- Born: North Carolina, United States
- Education: North Carolina State University (BS) Oregon Graduate Institute of Science and Technology (MS) Carnegie Mellon University (MS, PhD)
- Known for: Community design
- Scientific career
- Fields: Human-computer interaction Information science Computer Science
- Institutions: University of Michigan
- Thesis: Using social technologies to increase sharing and communication around household energy consumption in low-income and rental communities (2012)
- Doctoral advisor: Jennifer Mankoff
- Website: http://www.tawannadillahunt.com/

= Tawanna Dillahunt =

American computer scientist and information scientist

Tawanna Dillahunt is an American computer scientist and professor of information based at the University of Michigan School of Information. In addition to her work in academia, Dillahunt also runs the Social Innovations Group, a research group that designs, builds, and enhances technologies to address real-world problems.

== Education and career ==
Dillahunt received a bachelor's degree in computer engineering from North Carolina State University. She subsequently earned two Masters of Science from Oregon Health & Science University and Carnegie Mellon University, as well as a PhD in computer science from Carnegie Mellon.

She started at University of Michigan in 2013 as a post-doctoral fellow, then became an assistant professor in 2014 in both the School of Information and the College of Engineering. Dillahunt was approved for tenure in the School of Information in May 2025.

Dillahunt has worked in the areas of human-computer interaction, pervasive and ubiquitous computing, and computer supported collaborative work and social computing, with an interest in marginalized and historically excluded groups. She has received multiple grants from the National Science Foundation to support her work. In 2019, she received a grant to study transportation barriers in underserved urban and rural communities in Michigan. She was the lead principal investigator on a grant awarded by the National Science Foundation in 2022 to support economic mobility and bridge the digital divide in the U.S. through the "Community Tech Workers" project.
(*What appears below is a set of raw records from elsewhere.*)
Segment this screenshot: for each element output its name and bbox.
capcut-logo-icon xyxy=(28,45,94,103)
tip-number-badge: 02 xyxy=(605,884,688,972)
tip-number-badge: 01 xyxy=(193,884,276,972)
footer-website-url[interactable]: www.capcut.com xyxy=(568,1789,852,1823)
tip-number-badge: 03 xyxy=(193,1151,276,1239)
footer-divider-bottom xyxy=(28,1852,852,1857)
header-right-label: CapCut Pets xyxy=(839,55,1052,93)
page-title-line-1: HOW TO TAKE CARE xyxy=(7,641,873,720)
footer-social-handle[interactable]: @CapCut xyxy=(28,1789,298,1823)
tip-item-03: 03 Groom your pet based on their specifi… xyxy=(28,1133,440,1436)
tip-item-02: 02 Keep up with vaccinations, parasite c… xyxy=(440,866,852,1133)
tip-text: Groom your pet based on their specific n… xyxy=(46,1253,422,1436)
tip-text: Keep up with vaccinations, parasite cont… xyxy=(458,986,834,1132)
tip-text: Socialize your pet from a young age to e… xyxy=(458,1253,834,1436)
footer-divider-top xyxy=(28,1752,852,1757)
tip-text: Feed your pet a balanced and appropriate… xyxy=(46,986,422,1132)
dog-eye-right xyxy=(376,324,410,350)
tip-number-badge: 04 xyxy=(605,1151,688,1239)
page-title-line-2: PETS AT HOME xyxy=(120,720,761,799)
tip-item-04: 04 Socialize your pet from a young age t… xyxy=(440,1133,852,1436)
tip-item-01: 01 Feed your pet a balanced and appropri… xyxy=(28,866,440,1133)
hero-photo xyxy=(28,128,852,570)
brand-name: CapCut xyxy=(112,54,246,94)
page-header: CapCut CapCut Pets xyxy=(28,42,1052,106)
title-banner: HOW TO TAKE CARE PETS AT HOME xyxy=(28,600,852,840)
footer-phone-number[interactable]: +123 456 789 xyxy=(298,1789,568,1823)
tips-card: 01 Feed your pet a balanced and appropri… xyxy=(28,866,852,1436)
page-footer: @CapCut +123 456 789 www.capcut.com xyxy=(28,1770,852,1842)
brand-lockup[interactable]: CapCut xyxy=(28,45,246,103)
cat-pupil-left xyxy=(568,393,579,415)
She received the inaugural Skip Ellis Early Career Award from the Computing Research Association in 2020 and has been a Kavli Fellow with the National Academy of Sciences. In 2021, Dillahunt was recognized as a Distinguished Member of The Association for Computing Machinery and received the Elizabeth Caroline Crosby Research Award at University of Michigan.

She has held limited appointments at Harvard University as a Radcliffe Fellow and at Massachusetts Institute of Technology as an MLK Scholar.

==Impact==
Dillahunt is best known for her work designing and evaluating technologies related to unemployment, environmental sustainability, and technical literacy. She has created numerous technology tools that lead to strategies to better recruit marginalized populations to career opportunities. Dillahunt has been cited over 6,000 times according to Google Scholar. Her research has been included in the ACM Conference on Human Factors in Computing Systems and the Conference on Computer-Supported Cooperative Work and Social Computing. She has also been published in Journal of Medical Internet Research, Transportation Research Part A, and Journal of Transport Geography.

==Awards and honors==
In 2021, she was elected an ACM Distinguished Member.

==Selected works==
- Froehlich, J., Dillahunt, T., Klasnja, P., Mankoff, J., Consolvo, S., Harrison, B., & Landay, J. A. (2009, April). UbiGreen: investigating a mobile tool for tracking and supporting green transportation habits. In Proceedings of the sigchi conference on human factors in computing systems (pp. 1043–1052) (cited >860 times, according to Google Scholar).
- Dillahunt, T. R., & Malone, A. R. (2015, April). The promise of the sharing economy among disadvantaged communities. In Proceedings of the 33rd Annual ACM Conference on Human Factors in Computing Systems (pp. 2285–2294) (cited >530 times, according to Google Scholar).
- Dillahunt, T. R. (2014, April). Fostering social capital in economically distressed communities. In Proceedings of the SIGCHI Conference on Human Factors in Computing Systems (pp. 531–540).
- Dillahunt, T., Wang, Z., & Teasley, S. D. (2014). Democratizing higher education: Exploring MOOC use among those who cannot afford a formal education. International Review of Research in Open and Distributed Learning, 15(5), 177–196.